CONF_modules_load_file是去加载配置并使能配置的接口,这里我们主要关心如何去根据配置文件去加载动态库,具体怎么完成配置文件解析的流程这里不讨论。
int CONF_modules_load_file(const char *filename,
const char *appname, unsigned long flags)
{
return CONF_modules_load_file_with_libctx(NULL, filename, appname, flags);
}
int CONF_modules_load_file_with_libctx(OPENSSL_CTX *libctx,
const char *filename,
const char *appname, unsigned long flags)
{
char *file = NULL;
CONF *conf = NULL;
int ret = 0;
conf = NCONF_new_with_libctx(libctx, NULL);
if (conf == NULL)
goto err;
if (filename == NULL) {
file = CONF_get1_default_config_file();
if (file == NULL)
goto err;
} else {
file = (char *)filename;
}
if (NCONF_load(conf, file, NULL) <= 0) {
if ((flags & CONF_MFLAGS_IGNORE_MISSING_FILE) &&
(ERR_GET_REASON(ERR_peek_last_error()) == CONF_R_NO_SUCH_FILE)) {
ERR_clear_error();
ret = 1;
}
goto err;
}
ret = CONF_modules_load(conf, appname, flags);
err:
if (filename == NULL)
OPENSSL_free(file);
NCONF_free(conf);
if (flags & CONF_MFLAGS_IGNORE_RETURN_CODES)
return 1;
return ret;
}
可以看到这里主要有三步操作NCONF_new_with_libctx、NCONF_load、CONF_modules_load,我们一个一个分析。
NCONF_new_with_libctx
这个函数主要是初始化上了一个CONF结构体,同时将这个结构体的METHOD定义成了默认方法。
/* 配置文件的method模板 */
struct conf_method_st {
const char *name;
CONF *(*create) (CONF_METHOD *meth);
int (*init) (CONF *conf);
int (*destroy) (CONF *conf);
int (*destroy_data) (CONF *conf);
int (*load_bio) (CONF *conf, BIO *bp, long *eline);
int (*dump) (const CONF *conf, BIO *bp);
int (*is_number) (const CONF *conf, char c);
int (*to_int) (const CONF *conf, char c);
int (*load) (CONF *conf, const char *name, long *eline);
};
/*
* 所有的 AA = BB 都会按照这个格式保存
* 如[openssl_def] engines = engine_section
* 此时这个底下conf_st的哈希表中将保存上一份
* {.section = "openssl_def", .name = "engines", value = "engine_section"}
*/
typedef struct {
char *section;
char *name;
char *value;
} CONF_VALUE;
struct conf_st {
CONF_METHOD *meth; /* 动态配置的方法,这里使用default */
void *meth_data;
LHASH_OF(CONF_VALUE) *data; /* 上文有提到的哈希表 */
unsigned int flag_dollarid:1;
OPENSSL_CTX *libctx;
};
/*
* The following section contains the "New CONF" functions.
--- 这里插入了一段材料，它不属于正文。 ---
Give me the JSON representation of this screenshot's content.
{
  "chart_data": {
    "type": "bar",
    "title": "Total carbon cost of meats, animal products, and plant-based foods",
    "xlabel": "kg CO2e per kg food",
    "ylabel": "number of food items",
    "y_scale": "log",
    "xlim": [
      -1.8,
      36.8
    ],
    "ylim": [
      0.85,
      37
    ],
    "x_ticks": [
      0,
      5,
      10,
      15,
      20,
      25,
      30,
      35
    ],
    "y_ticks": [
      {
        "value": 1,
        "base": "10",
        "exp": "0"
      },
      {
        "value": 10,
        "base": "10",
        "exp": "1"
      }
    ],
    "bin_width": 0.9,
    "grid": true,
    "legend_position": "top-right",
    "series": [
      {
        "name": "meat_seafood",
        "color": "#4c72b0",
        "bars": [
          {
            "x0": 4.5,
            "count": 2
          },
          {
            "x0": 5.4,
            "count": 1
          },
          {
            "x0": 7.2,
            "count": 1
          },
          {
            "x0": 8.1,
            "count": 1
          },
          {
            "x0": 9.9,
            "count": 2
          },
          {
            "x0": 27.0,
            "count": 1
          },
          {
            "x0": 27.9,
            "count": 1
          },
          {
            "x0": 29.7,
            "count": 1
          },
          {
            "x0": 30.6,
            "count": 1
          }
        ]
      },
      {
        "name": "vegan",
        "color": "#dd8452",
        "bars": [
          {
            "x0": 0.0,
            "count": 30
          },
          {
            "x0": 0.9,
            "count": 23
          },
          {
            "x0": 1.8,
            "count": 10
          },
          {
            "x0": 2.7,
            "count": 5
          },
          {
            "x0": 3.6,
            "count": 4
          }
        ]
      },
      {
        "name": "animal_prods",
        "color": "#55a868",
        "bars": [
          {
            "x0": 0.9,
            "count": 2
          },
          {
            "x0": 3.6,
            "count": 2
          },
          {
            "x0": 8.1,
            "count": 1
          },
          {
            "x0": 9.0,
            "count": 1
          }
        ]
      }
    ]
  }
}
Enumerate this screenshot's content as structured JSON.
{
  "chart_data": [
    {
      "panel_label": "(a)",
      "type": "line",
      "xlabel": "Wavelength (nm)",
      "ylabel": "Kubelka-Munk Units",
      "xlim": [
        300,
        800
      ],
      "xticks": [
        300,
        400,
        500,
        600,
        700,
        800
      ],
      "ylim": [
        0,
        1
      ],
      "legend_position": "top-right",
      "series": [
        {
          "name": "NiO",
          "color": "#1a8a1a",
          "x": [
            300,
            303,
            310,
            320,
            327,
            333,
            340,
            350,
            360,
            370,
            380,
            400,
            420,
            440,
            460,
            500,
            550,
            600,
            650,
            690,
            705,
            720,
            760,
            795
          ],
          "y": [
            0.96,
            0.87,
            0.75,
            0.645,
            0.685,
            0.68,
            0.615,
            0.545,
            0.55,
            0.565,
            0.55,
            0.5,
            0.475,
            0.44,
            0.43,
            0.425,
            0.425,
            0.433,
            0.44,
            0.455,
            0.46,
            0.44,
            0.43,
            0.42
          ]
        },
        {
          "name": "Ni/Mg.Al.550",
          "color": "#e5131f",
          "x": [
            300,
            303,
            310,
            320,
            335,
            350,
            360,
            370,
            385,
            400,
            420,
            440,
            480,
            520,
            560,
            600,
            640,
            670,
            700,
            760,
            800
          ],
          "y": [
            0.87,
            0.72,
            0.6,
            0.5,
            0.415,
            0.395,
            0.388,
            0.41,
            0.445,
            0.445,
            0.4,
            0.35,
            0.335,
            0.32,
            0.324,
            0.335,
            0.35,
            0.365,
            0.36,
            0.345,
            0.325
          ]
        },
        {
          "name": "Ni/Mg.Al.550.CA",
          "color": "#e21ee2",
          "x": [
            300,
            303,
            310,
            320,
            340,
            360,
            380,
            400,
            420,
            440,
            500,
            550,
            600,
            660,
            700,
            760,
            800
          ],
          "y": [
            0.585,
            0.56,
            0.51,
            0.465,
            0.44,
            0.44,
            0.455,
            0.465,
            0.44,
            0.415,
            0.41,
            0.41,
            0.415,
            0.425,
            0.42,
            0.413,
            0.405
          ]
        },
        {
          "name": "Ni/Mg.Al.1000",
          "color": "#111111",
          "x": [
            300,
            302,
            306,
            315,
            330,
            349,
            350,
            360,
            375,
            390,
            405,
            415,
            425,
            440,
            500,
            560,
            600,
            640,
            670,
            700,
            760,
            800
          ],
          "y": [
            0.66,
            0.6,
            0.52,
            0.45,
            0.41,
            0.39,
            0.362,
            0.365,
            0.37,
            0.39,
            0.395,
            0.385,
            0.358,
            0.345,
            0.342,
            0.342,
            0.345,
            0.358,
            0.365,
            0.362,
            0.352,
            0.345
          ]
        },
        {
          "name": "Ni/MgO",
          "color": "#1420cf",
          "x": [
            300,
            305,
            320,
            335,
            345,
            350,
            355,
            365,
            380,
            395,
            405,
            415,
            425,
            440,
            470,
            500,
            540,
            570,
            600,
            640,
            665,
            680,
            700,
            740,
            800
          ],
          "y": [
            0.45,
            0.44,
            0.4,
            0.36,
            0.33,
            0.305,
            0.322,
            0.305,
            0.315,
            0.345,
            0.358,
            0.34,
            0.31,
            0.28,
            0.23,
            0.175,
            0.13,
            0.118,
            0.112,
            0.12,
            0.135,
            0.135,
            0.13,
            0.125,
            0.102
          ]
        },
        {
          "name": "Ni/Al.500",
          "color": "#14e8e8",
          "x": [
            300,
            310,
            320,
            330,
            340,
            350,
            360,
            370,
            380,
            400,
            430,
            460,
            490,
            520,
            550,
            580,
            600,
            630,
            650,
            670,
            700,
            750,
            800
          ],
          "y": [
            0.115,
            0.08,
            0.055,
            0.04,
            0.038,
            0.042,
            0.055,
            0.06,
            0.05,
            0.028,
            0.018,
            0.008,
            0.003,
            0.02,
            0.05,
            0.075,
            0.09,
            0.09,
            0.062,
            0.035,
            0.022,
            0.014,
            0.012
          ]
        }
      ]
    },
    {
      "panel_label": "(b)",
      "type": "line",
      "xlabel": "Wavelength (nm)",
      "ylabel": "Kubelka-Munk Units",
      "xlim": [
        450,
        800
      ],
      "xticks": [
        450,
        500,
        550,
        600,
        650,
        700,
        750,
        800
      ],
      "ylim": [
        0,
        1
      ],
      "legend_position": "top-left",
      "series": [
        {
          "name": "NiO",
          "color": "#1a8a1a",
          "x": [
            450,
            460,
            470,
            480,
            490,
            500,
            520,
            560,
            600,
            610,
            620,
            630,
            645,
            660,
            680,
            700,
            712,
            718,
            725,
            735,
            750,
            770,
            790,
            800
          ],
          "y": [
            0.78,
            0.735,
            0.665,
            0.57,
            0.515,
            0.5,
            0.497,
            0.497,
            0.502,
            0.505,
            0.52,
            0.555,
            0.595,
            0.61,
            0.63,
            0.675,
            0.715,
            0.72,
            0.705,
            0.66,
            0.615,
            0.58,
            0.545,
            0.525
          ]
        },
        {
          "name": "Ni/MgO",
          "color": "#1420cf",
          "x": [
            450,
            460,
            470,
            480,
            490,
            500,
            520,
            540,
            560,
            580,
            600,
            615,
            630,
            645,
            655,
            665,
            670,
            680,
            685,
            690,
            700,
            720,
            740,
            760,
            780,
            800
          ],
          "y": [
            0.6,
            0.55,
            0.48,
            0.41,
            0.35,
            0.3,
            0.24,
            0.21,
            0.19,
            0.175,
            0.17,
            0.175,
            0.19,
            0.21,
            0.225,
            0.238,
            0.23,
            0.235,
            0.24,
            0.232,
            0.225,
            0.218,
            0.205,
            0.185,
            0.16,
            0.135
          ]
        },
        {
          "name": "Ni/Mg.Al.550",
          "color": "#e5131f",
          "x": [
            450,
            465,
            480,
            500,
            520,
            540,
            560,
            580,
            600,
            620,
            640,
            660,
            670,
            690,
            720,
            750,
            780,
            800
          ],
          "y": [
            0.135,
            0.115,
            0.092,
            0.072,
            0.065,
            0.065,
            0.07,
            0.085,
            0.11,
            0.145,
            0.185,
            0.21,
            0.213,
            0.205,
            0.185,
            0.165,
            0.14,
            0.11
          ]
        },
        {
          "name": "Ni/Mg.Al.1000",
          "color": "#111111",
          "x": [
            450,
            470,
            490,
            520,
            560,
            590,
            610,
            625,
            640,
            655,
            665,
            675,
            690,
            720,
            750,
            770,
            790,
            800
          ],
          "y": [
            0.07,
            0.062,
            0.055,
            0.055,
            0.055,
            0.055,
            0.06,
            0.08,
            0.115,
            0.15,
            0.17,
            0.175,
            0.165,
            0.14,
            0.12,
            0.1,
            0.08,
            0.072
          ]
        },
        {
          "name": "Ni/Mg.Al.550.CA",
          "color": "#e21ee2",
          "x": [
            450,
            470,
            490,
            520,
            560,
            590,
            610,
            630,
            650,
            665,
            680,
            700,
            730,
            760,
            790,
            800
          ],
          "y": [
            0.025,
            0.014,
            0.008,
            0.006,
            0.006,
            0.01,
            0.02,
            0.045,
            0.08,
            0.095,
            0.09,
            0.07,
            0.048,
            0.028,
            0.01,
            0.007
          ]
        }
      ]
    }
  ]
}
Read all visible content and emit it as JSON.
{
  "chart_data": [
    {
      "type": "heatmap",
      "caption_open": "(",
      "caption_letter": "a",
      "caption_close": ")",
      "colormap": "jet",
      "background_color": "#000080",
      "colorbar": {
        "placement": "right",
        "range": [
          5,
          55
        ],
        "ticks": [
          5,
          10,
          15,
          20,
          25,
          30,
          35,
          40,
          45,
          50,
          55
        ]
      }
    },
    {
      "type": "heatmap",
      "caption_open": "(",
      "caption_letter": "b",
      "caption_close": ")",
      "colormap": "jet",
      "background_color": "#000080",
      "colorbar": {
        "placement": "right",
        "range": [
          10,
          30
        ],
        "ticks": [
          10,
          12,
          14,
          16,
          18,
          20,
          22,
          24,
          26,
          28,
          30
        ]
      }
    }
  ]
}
They are
* completely centralised around a new CONF structure that may contain
* basically anything, but at least a method pointer and a table of data.
* These functions are also written in terms of the bridge functions used by
* the "CONF classic" functions, for consistency.
*/
CONF *NCONF_new_with_libctx(OPENSSL_CTX *libctx, CONF_METHOD *meth)
{
CONF *ret;
if (meth == NULL)
meth = NCONF_default();
ret = meth->create(meth);
if (ret == NULL) {
CONFerr(0, ERR_R_MALLOC_FAILURE);
return NULL;
}
/* 这个流程中是NULL,不需要分析 */
ret->libctx = libctx;
return ret;
}
我们先看NCONF_default:
/* 标记上这些方法,相关定义后续会给出,且将会使用 */
static CONF_METHOD default_method = {
"OpenSSL default",
def_create,
def_init_default,
def_destroy,
def_destroy_data,
def_load_bio,
def_dump,
def_is_number,
def_to_int,
def_load
};
CONF_METHOD *NCONF_default(void)
{
return &default_method;
}
第一个在default_method被使用的方法就是def_create, 很明显是去申请一块CONF结构体内存,之后调用def_init_default去初始化结构体 :
static CONF *def_create(CONF_METHOD *meth)
{
CONF *ret;
ret = OPENSSL_malloc(sizeof(*ret));
if (ret != NULL)
/* 这里调用`def_init_default` */
if (meth->init(ret) == 0) {
OPENSSL_free(ret);
ret = NULL;
}
return ret;
}
static int def_init_default(CONF *conf)
{
if (conf == NULL)
return 0;
memset(conf, 0, sizeof(*conf));
/* 将新申请的CONF结构体的method字段设置为默认method */
conf->meth = &default_method;
/* meth_data的设置,这个是.conf文件字符解析时候使用的,我们这里不讲 */
conf->meth_data = (void *)CONF_type_default;
return 1;
}
NCONF_load
初始化好CONF结构体,确定好对应配置文件名,开始对配置文件进行解析,NCONF_load (OpenSSL连配置文件格式都自己定义自己解析,硬核硬核)将调用到默认方法之 def_load
int NCONF_load(CONF *conf, const char *file, long *eline)
{
if (conf == NULL) {
CONFerr(CONF_F_NCONF_LOAD, CONF_R_NO_CONF);
return 0;
}
return conf->meth->load(conf, file, eline);
}
static int def_load(CONF *conf, const char *name, long *line)
{
int ret;
BIO *in = NULL;
/* 这里通过BIO读入文件(Binary IO, openssl自己定义的io,简单理解就是一块内存Orz) */
#ifdef OPENSSL_SYS_VMS
in = BIO_new_file(name, "r");
#else
in = BIO_new_file(name, "rb");
#endif
...
/* 正式解析,按段解析;
* 这里不分析咋解析的,很复杂很长,甚至能处理一些环境变量$(xxx)... 服
* 最后结果都存在哈希表data中
*/
ret = def_load_bio(conf, in, line);
BIO_free(in);
return ret;
}
CONF_modules_load
核心过程,从CONF去加载第一部分提到的'engines'这个module:
int CONF_modules_load(const CONF *cnf, const char *appname,
unsigned long flags)
{
STACK_OF(CONF_VALUE) *values;
CONF_VALUE *vl;
char *vsection = NULL;
int ret, i;
if (!cnf)
return 1;
/* 先获取到对应的section名,这里就是"openssl_conf" */
if (appname)
vsection = NCONF_get_string(cnf, NULL, appname);
if (!appname || (!vsection && (flags & CONF_MFLAGS_DEFAULT_SECTION)))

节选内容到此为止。